¬ Anna Ehrenstein
In her practice, Anna Ehrenstein has been working on and transgressing the threshold between low and high culture often challenging its intersections and differences as well as the notion of a „true or authentic self“. Ehrenstein’s video work „Real Thomas Metzinger“ seems to once more map out and dispute, where our culture’s sensitivities lie, this time in regards to her so-called nose job, one of the most common plastic surgeries of our times. And indeed even, as she/Anna Ehrenstein? states in her essay „Cosmetic Policing“, in Progressive-Queer-Feminist-Harness-Sneaker-Arm-pit- Hair-Army-Epicenter-Berlin openly displaying the tell-all signs of plastic surgery whips up feelings. From accusations of abiding to the beauty standards of White Supremacy, to attempts of unrequired justification by mentioning childhood injuries: everybody seems comfortable to comment on and discuss – ultimately to police – a female body. It is really quite surprising, or is it? Ehrenstein mixes images from her freshly bandaged nose, e.g. in her hospital bed, while doing the shopping or taking a DNA test, with imagery produced via deep-fake video apps. We see footage of Oprah Winfrey or Elvis Presley as memes, smiling, sneering and grimacing, superimposed by quotes taken from near scientist Thomas Metzinger‘s book „The Ego Tunnel“, in which he describes the „self“ as just as virtual as our reality. „And yes, there is an objective reality“ voices a deep-fake Aziza al-Yousef, Saudi Arabian women’s rights activist and academic, in the video. Ehrenstein seems to question if there ever is or has been an authentic self.

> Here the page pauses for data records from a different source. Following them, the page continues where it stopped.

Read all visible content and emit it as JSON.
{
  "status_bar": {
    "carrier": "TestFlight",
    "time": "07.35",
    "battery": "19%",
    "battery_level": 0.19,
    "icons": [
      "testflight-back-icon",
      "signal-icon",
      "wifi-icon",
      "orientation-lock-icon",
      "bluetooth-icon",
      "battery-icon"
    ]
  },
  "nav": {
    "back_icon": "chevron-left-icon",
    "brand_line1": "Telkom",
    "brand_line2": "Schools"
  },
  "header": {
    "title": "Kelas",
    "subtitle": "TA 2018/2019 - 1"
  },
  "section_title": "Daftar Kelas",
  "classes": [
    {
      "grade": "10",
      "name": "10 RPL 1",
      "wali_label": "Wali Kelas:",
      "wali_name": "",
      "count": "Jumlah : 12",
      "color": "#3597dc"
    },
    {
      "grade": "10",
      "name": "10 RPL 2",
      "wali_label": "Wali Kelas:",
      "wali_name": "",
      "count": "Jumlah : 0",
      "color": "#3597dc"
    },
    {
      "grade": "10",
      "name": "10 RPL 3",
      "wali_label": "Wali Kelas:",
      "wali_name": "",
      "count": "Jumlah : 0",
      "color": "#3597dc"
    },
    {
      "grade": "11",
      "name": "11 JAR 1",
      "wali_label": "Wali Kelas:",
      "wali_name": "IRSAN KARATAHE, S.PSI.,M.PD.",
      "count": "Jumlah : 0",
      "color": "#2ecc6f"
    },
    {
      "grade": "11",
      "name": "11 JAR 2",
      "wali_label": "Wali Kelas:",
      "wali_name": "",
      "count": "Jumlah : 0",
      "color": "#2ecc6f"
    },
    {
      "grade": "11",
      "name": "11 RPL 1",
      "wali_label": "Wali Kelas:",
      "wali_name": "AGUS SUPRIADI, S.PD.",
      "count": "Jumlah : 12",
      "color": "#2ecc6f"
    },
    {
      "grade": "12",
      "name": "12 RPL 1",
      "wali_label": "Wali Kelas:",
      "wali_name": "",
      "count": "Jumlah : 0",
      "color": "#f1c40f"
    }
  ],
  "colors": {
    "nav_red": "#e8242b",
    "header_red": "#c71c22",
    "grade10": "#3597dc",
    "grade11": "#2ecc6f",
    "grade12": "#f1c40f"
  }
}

Real Thomas Metzinger (2019)
Ku’damm Cut, 2021
Raised between Germany and Albania, Anna Ehrenstein’s transdisciplinary artistic practice circulates around realities and reflections around migration-related material culture and diasporic narratives. While her mother could access a work visa, her father left Germany after denied asylum and started anew in Tirana. This biographical peculiarity and growing up between the two most distinct societies on what is atm constructed as the European continent, aroused her interest in the necropolitics of migration. The main focus of her work is thinking about the perspective and material culture of the periphery, networked images and ecologies. The materialisation of intangible data and consciousness within circular glitch assemblies is as much part of her installation process as texts and written word. She works with a large number of groups on joint artistic projects and believes in the radical possibilities of collective unlearning.